I have never seen a movie which so well represents the process of enemies obtaining a truce, and the process of creating peace from the hard work and sacrifice of a single individual, to the blind prejudice of one side to another, to the begrudging trust between leaders, to the rebellion of minority groups. It treats the Apaches as equal partners in this peace, as it must be for a true representation to be given.
I re-watched Broken Arrow
again today, expecting to brew up some debate or perhaps an apology for not recognizing its greatness the first time around. My reaction was about the same, and now I see why I didn't write about it the first time. It's not a film where I have much to say, certainly no strong points about it. There's nothing said by oldkid or Sandy that I disagree with. The film just didn't impact me. So I respect what it's doing, but because it's only modestly entertaining at best the viewing comes off too much like a school history lesson.
I wonder if this reaction can be blamed on the romance. Meant as the strongest emotional plot and proof of the connection that White Man and Apache are truly the same, Stewart and Debra Paget have no chemistry. He's an instant wet sponge around her and she's never more than a pretty face. There is barely the impact of her crossing against the tribe to be with Stewart. That conflict lasts for about half a scene. Between them, they connect instantly and woo passionately, though they never exhibit a moment of genuine connection.

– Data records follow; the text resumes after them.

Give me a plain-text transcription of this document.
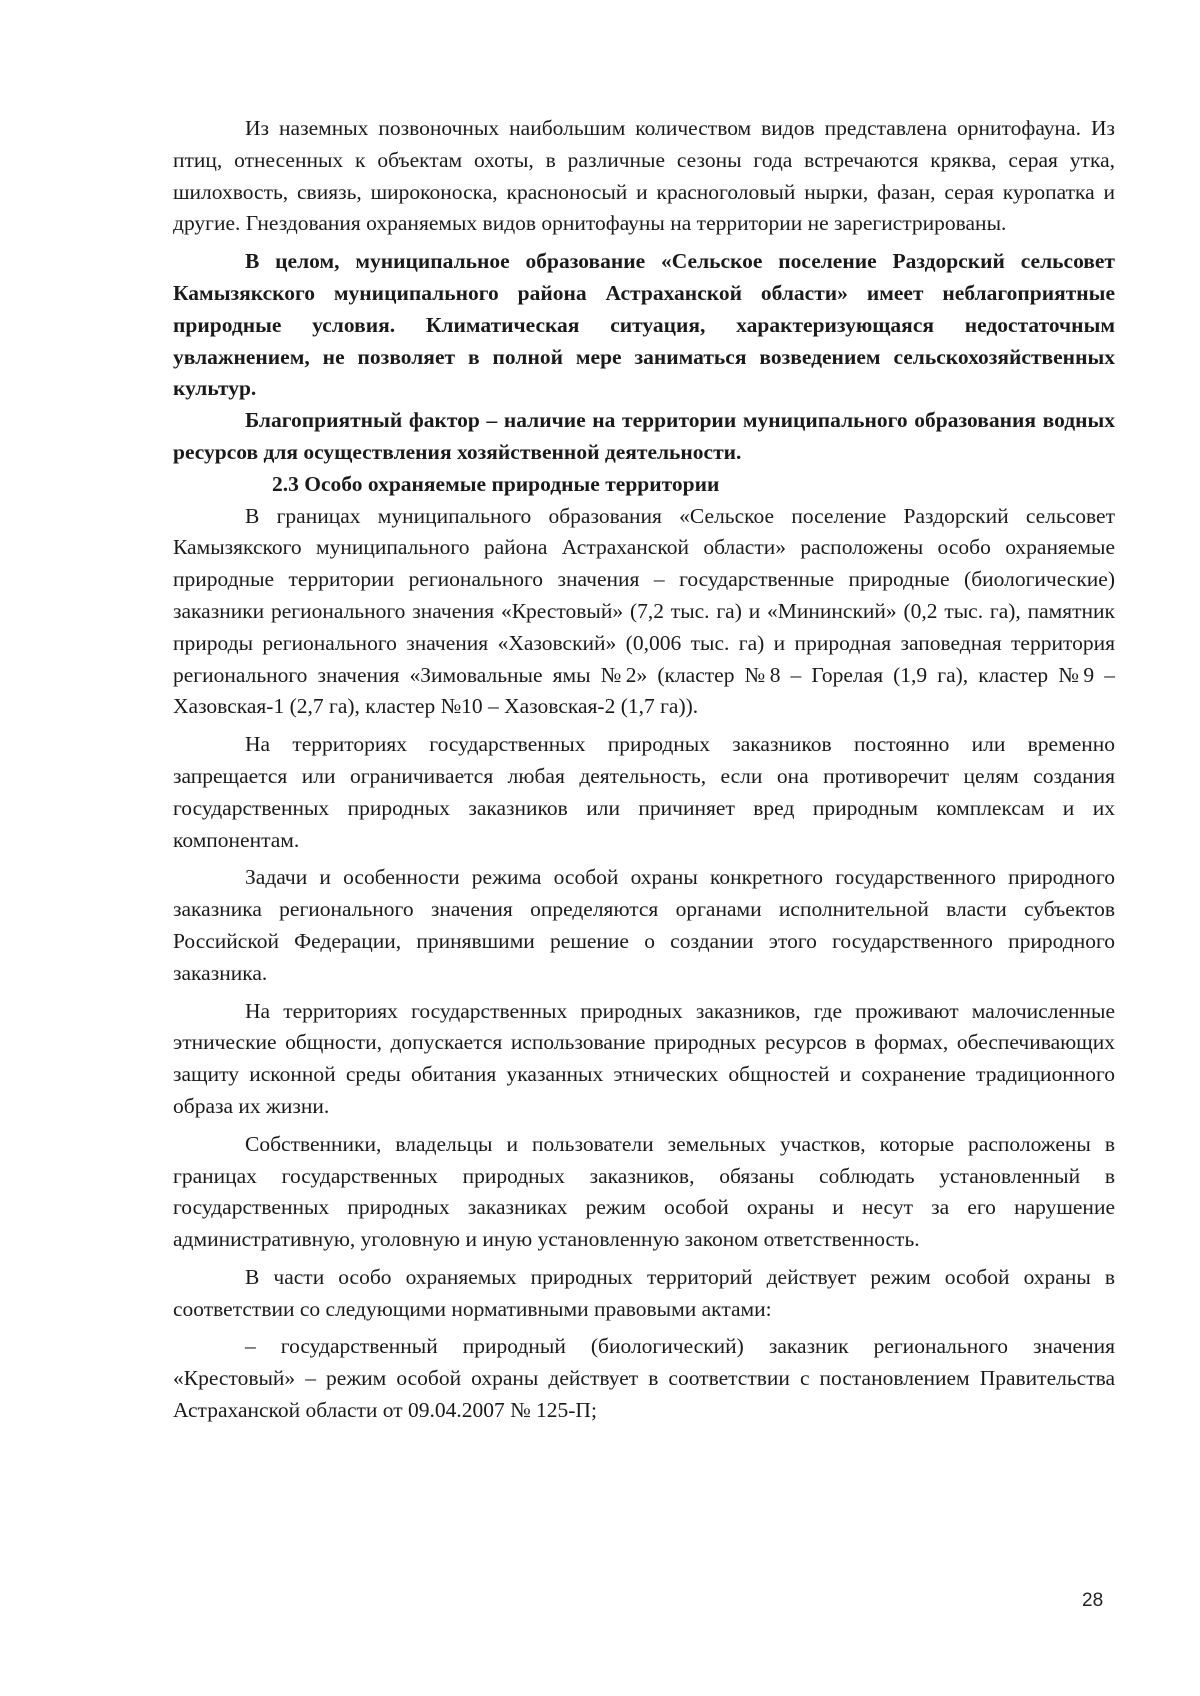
Из наземных позвоночных наибольшим количеством видов представлена орнитофауна. Из птиц, отнесенных к объектам охоты, в различные сезоны года встречаются кряква, серая утка, шилохвость, свиязь, широконоска, красноносый и красноголовый нырки, фазан, серая куропатка и другие. Гнездования охраняемых видов орнитофауны на территории не зарегистрированы.

В целом, муниципальное образование «Сельское поселение Раздорский сельсовет Камызякского муниципального района Астраханской области» имеет неблагоприятные природные условия. Климатическая ситуация, характеризующаяся недостаточным увлажнением, не позволяет в полной мере заниматься возведением сельскохозяйственных культур.

Благоприятный фактор – наличие на территории муниципального образования водных ресурсов для осуществления хозяйственной деятельности.

2.3 Особо охраняемые природные территории

В границах муниципального образования «Сельское поселение Раздорский сельсовет Камызякского муниципального района Астраханской области» расположены особо охраняемые природные территории регионального значения – государственные природные (биологические) заказники регионального значения «Крестовый» (7,2 тыс. га) и «Мининский» (0,2 тыс. га), памятник природы регионального значения «Хазовский» (0,006 тыс. га) и природная заповедная территория регионального значения «Зимовальные ямы №2» (кластер №8 – Горелая (1,9 га), кластер №9 – Хазовская-1 (2,7 га), кластер №10 – Хазовская-2 (1,7 га)).

На территориях государственных природных заказников постоянно или временно запрещается или ограничивается любая деятельность, если она противоречит целям создания государственных природных заказников или причиняет вред природным комплексам и их компонентам.

Задачи и особенности режима особой охраны конкретного государственного природного заказника регионального значения определяются органами исполнительной власти субъектов Российской Федерации, принявшими решение о создании этого государственного природного заказника.

На территориях государственных природных заказников, где проживают малочисленные этнические общности, допускается использование природных ресурсов в формах, обеспечивающих защиту исконной среды обитания указанных этнических общностей и сохранение традиционного образа их жизни.

Собственники, владельцы и пользователи земельных участков, которые расположены в границах государственных природных заказников, обязаны соблюдать установленный в государственных природных заказниках режим особой охраны и несут за его нарушение административную, уголовную и иную установленную законом ответственность.

В части особо охраняемых природных территорий действует режим особой охраны в соответствии со следующими нормативными правовыми актами:

– государственный природный (биологический) заказник регионального значения «Крестовый» – режим особой охраны действует в соответствии с постановлением Правительства Астраханской области от 09.04.2007 № 125-П;

28
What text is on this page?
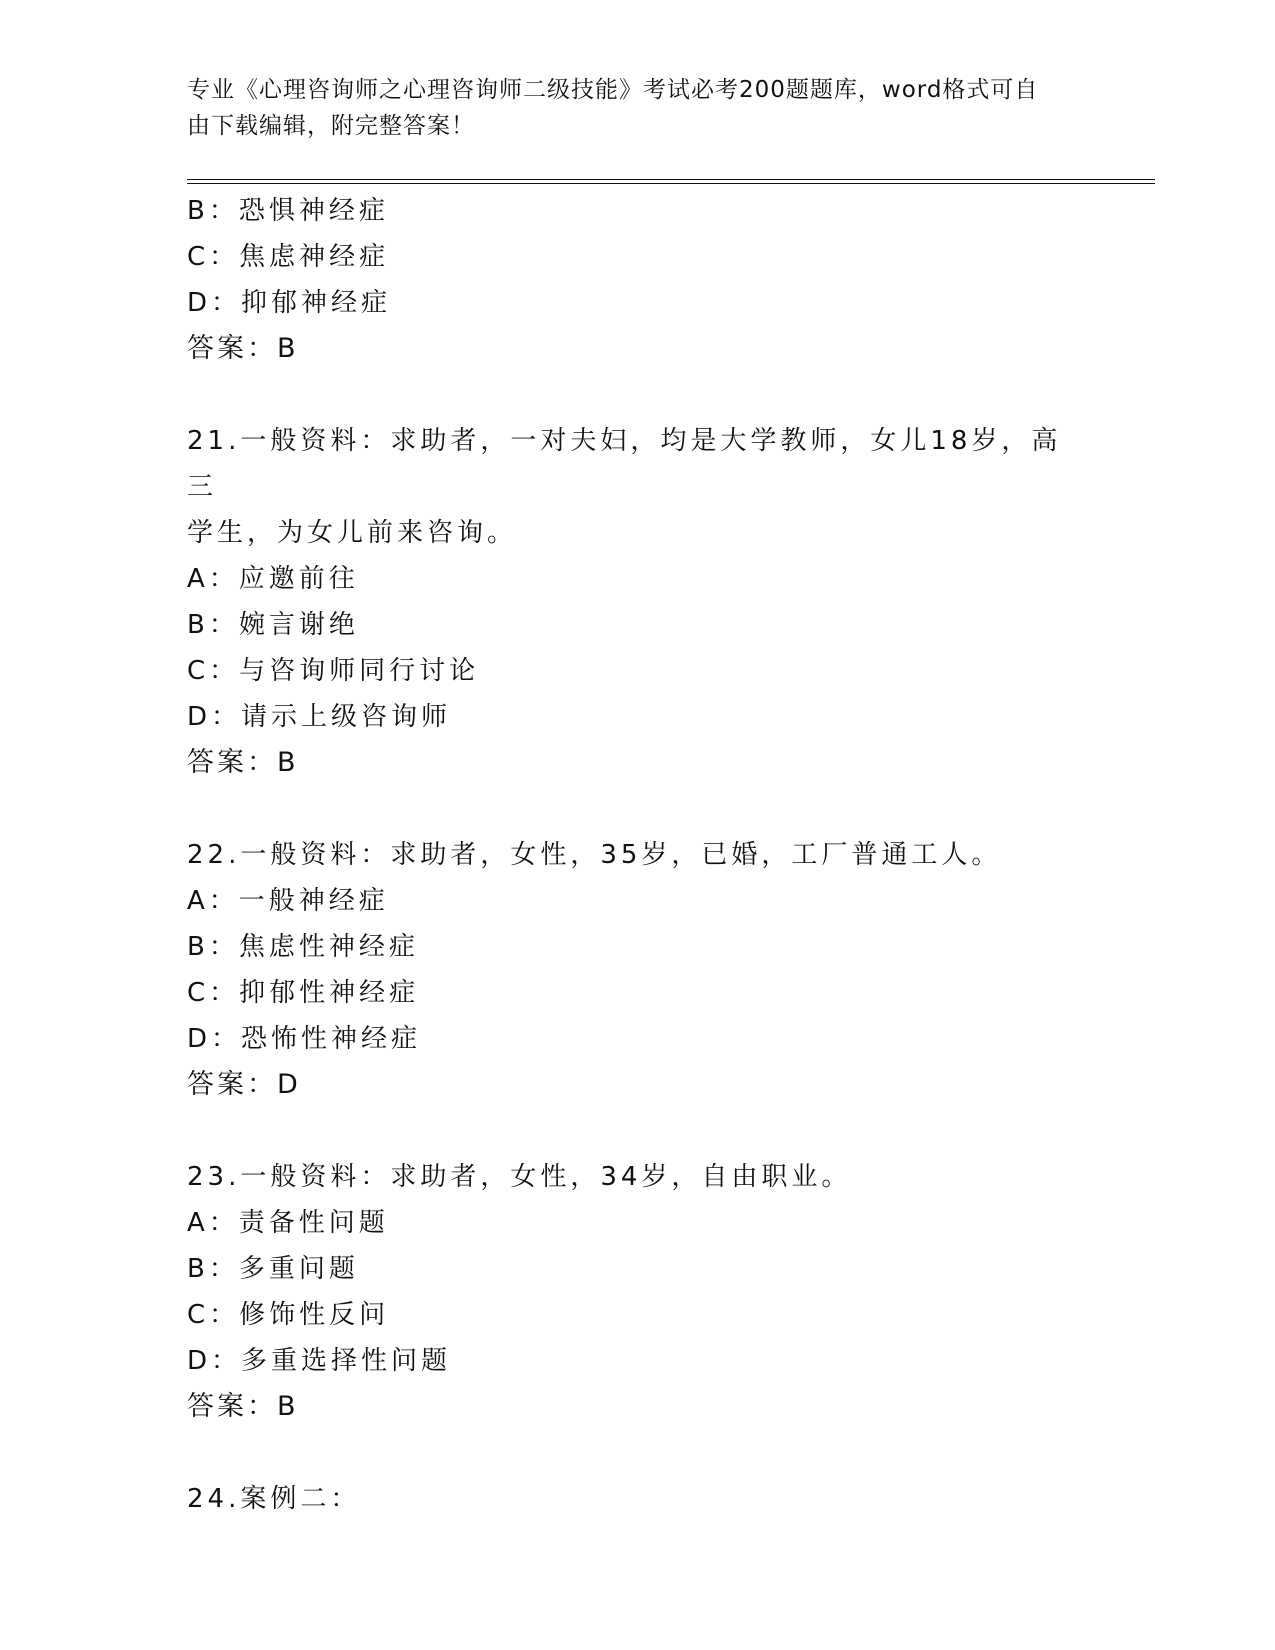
专业《心理咨询师之心理咨询师二级技能》考试必考200题题库，word格式可自
由下载编辑，附完整答案！
B：恐惧神经症
C：焦虑神经症
D：抑郁神经症
答案：B
21.一般资料：求助者，一对夫妇，均是大学教师，女儿18岁，高三
学生，为女儿前来咨询。
A：应邀前往
B：婉言谢绝
C：与咨询师同行讨论
D：请示上级咨询师
答案：B
22.一般资料：求助者，女性，35岁，已婚，工厂普通工人。
A：一般神经症
B：焦虑性神经症
C：抑郁性神经症
D：恐怖性神经症
答案：D
23.一般资料：求助者，女性，34岁，自由职业。
A：责备性问题
B：多重问题
C：修饰性反问
D：多重选择性问题
答案：B
24.案例二：
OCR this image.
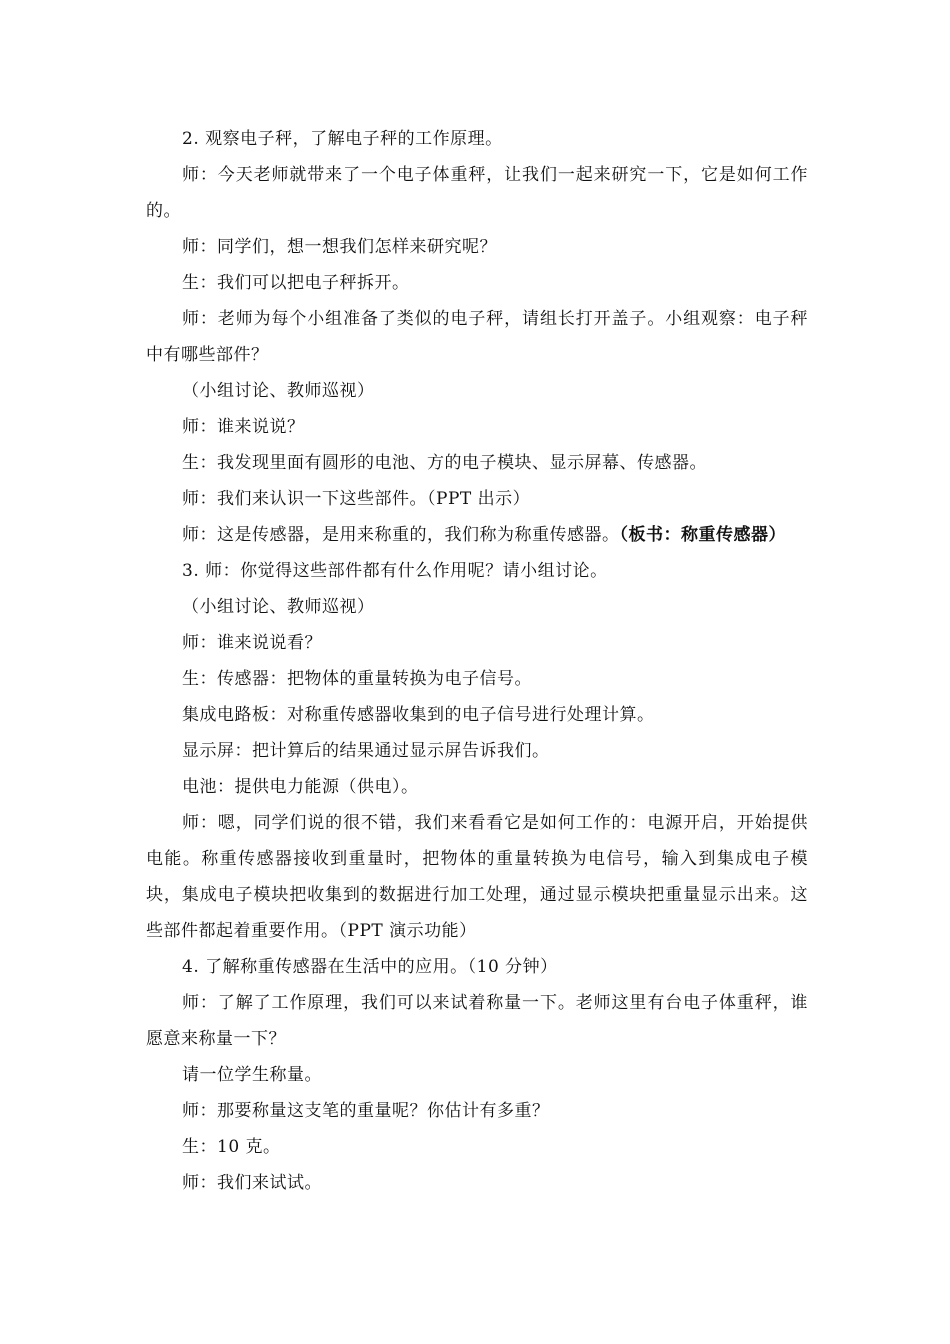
2. 观察电子秤，了解电子秤的工作原理。

师：今天老师就带来了一个电子体重秤，让我们一起来研究一下，它是如何工作的。

师：同学们，想一想我们怎样来研究呢？

生：我们可以把电子秤拆开。

师：老师为每个小组准备了类似的电子秤，请组长打开盖子。小组观察：电子秤中有哪些部件？

（小组讨论、教师巡视）

师：谁来说说？

生：我发现里面有圆形的电池、方的电子模块、显示屏幕、传感器。

师：我们来认识一下这些部件。（PPT 出示）

师：这是传感器，是用来称重的，我们称为称重传感器。（板书：称重传感器）

3. 师：你觉得这些部件都有什么作用呢？请小组讨论。

（小组讨论、教师巡视）

师：谁来说说看？

生：传感器：把物体的重量转换为电子信号。

集成电路板：对称重传感器收集到的电子信号进行处理计算。

显示屏：把计算后的结果通过显示屏告诉我们。

电池：提供电力能源（供电）。

师：嗯，同学们说的很不错，我们来看看它是如何工作的：电源开启，开始提供电能。称重传感器接收到重量时，把物体的重量转换为电信号，输入到集成电子模块，集成电子模块把收集到的数据进行加工处理，通过显示模块把重量显示出来。这些部件都起着重要作用。（PPT 演示功能）

4. 了解称重传感器在生活中的应用。（10 分钟）

师：了解了工作原理，我们可以来试着称量一下。老师这里有台电子体重秤，谁愿意来称量一下？

请一位学生称量。

师：那要称量这支笔的重量呢？你估计有多重？

生：10 克。

师：我们来试试。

Their dynamic, and indeed too much of the film, is right out of John Carter (just to name a source that came out before this, instead of saying Avatar and Dances With Wolves.) It's one of Stewart's blandest characters, with little motivation for his actions. He is simply the hopeful symbol of peace. (That being said, I can see why oldkid loved it. He has an affinity for characters who are trying hard to transcend their rough natures and become "the shepherd.") I love a lean film, but perhaps this one could've benefitted from more unease between Stewart and his fellow white men, as well as more unease among the Apache. It all happens too fast. I started to speculate that Cochise was simply tired of the fighting, but it's never discussed. Too many bullet points and not enough discussion.